Parquet files support various methods to compress data. How big of a table can one create with a Parquet file that is only 42 kilobytes large in the spirit of a zip bomb? Let's find out! For reasons of portability, we have implemented our own Parquet reader and writers for DuckDB. It is unavoidable to learn a great deal about the Parquet format when implementing it.
A Parquet file is made up of one or more row groups, which contain columns, which in turn contain so-called pages that contain the actual data in encoded format. Among other encodings, Parquet supports dictionary encoding, where we first have a page with a dictionary, followed by data pages that refer to the dictionary instead of containing plain values. This is more efficient for columns where long values such as categorical strings repeat often, because the dictionary references can be much smaller.
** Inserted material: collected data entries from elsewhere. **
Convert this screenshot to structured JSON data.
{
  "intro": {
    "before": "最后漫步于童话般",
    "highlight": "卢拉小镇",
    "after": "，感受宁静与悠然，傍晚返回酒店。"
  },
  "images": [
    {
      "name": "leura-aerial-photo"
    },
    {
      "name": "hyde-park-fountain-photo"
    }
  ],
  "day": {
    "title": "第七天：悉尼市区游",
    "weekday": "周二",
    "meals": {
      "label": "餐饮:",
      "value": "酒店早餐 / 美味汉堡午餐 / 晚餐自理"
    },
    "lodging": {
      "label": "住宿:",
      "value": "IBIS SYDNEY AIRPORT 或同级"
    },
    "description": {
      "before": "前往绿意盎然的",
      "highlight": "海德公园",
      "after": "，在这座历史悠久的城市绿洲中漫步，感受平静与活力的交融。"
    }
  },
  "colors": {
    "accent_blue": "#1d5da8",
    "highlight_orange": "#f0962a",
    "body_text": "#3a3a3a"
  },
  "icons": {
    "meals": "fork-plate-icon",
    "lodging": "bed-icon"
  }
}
Let's exploit that. We write a dictionary with a single value and refer to it over and over. In our example, we use a single 64-bit integer, the biggest possible value because why not. Then, we refer back to this dictionary entry using the RLE_DICTIONARY
run-length encoding specified in parquet. The specified encoding is a bit weird because for some reason it combines bit packing and run-length encoding but essentially we can use the biggest run-length possible, which is 2^31-1
, a little over 2 billion. Since the dictionary is tiny (one entry), the value we repeat is 0, referring to the only entry. Including its required metadata headers and footers (like all metadata in Parquet, this is encoded using Thrift), this file is only 133 bytes large. 133 bytes to represent 2 billion 8-byte integers is not too bad, even if they're all the same.
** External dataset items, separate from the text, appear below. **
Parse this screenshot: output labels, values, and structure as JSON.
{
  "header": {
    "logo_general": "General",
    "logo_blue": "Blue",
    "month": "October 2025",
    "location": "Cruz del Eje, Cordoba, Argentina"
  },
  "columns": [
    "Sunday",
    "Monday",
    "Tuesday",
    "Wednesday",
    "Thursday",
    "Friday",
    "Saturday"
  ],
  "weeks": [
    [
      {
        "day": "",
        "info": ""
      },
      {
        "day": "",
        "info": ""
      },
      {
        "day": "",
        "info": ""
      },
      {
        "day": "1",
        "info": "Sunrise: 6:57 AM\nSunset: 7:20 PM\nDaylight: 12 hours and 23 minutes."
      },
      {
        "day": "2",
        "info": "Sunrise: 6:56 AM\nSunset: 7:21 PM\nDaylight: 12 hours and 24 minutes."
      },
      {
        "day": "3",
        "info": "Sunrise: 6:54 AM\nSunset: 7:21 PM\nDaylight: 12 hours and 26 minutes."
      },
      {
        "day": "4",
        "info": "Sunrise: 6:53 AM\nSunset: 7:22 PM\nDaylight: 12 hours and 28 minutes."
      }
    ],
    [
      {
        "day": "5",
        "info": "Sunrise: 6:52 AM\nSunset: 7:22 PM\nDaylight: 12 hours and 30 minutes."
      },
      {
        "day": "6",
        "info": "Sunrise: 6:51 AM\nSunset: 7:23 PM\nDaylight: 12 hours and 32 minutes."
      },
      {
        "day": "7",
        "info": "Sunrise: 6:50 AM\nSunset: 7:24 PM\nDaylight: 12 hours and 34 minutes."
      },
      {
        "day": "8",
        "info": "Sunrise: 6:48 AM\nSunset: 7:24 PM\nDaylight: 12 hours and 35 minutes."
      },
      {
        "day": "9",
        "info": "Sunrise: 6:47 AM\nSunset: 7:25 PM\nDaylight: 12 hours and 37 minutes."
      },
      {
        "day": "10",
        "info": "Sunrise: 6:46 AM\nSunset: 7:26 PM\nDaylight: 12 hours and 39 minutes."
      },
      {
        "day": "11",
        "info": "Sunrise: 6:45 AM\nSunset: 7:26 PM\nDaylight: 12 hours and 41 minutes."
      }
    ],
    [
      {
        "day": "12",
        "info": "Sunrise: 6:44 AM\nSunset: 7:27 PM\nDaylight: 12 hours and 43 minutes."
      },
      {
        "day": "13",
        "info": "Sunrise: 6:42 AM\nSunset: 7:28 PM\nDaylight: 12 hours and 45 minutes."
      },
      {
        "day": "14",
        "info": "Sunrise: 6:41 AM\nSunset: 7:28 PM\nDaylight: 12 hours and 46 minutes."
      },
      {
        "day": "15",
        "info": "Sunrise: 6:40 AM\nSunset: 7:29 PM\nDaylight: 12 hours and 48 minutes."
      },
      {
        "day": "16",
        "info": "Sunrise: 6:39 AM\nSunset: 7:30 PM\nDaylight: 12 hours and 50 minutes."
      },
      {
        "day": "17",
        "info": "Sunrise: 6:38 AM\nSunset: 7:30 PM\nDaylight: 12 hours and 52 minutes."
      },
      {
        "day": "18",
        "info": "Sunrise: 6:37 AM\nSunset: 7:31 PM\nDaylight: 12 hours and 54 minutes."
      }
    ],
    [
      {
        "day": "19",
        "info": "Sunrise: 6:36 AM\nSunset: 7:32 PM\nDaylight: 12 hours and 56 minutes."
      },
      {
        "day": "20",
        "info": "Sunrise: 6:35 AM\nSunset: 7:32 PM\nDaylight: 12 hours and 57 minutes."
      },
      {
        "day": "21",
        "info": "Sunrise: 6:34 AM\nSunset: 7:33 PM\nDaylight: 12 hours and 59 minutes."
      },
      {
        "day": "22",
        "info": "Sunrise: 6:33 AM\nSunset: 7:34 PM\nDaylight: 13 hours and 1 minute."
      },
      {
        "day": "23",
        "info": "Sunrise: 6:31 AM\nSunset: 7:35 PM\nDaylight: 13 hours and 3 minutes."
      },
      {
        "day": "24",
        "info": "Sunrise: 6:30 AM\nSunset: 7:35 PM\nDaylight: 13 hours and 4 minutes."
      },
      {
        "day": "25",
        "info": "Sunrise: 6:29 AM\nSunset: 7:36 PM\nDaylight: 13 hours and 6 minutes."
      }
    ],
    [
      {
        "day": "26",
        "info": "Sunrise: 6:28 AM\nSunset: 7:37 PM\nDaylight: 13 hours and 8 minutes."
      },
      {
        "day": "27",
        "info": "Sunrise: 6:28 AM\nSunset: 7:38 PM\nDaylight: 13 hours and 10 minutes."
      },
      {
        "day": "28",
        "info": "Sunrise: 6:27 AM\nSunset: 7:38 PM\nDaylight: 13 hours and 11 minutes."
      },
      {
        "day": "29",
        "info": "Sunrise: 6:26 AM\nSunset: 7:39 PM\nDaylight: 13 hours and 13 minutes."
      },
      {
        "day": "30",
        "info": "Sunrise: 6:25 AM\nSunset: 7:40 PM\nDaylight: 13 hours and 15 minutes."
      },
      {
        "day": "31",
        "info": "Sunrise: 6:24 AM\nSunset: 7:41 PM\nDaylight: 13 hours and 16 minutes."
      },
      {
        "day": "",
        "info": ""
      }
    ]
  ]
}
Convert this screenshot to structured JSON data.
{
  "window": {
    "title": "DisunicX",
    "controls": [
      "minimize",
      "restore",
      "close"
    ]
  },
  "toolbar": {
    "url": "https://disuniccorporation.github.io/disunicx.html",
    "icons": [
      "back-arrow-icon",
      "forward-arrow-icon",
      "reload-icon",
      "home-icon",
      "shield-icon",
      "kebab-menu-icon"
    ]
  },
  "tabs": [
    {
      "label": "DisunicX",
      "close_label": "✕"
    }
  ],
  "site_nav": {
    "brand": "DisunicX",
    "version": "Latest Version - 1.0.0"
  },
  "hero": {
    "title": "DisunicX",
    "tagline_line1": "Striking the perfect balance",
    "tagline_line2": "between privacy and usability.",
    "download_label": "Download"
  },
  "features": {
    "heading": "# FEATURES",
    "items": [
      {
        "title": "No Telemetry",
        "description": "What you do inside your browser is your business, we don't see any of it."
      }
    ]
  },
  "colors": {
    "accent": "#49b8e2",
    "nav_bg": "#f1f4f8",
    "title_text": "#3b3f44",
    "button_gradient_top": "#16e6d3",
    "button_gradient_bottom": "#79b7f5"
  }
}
But we can go up from there. Columns can contain multiple pages referring to the same dictionary, so we can just repeat our data page over and over, each time only adding 31 bytes to the file, but 2 billion values to the table the file represents. We can also use another trick to blow up the data size: as mentioned, Parquet files contain one or more row groups, those are stored in a Thrift footer at the end of the file. Each column in this row group contains byte offsets (data_page_offset
and friends) into the file where the pages for the columns are stored. Nothing keeps us from adding multiple row groups that all refer to the same byte offset, the one where we stored our slightly mischievous dictionary and data pages. Each row group we add logically repeats all the pages. Of course, adding row groups also requires metadata storage, so there is some sort of trade-off between adding pages (2 billion values) and row groups (2x whatever other row group it duplicates).
With some fiddling, we found that if we repeat the data page 1000 times and repeat the row group 290 times, we end up with a Parquet file that is 42 kilobytes large, yet contains 622 trillion values (622,770,257,630,000 to be exact). If one would materialize this table in memory, it would require over 4 petabytes of memory, finally a real example of Big Data, coincidentally roughly the same size as the original 42.zip
mentioned above.
We've made the script that we use to generate this file available as well, we hope it can be used to test Parquet readers better. We hope to have shown that Parquet files can possible be considered harmful and should certainly not be shoved into some pipeline without being extra careful. And while DuckDB can read data from our file (e.g. with a LIMIT
), if you would make it read through it all, you better get some coffee.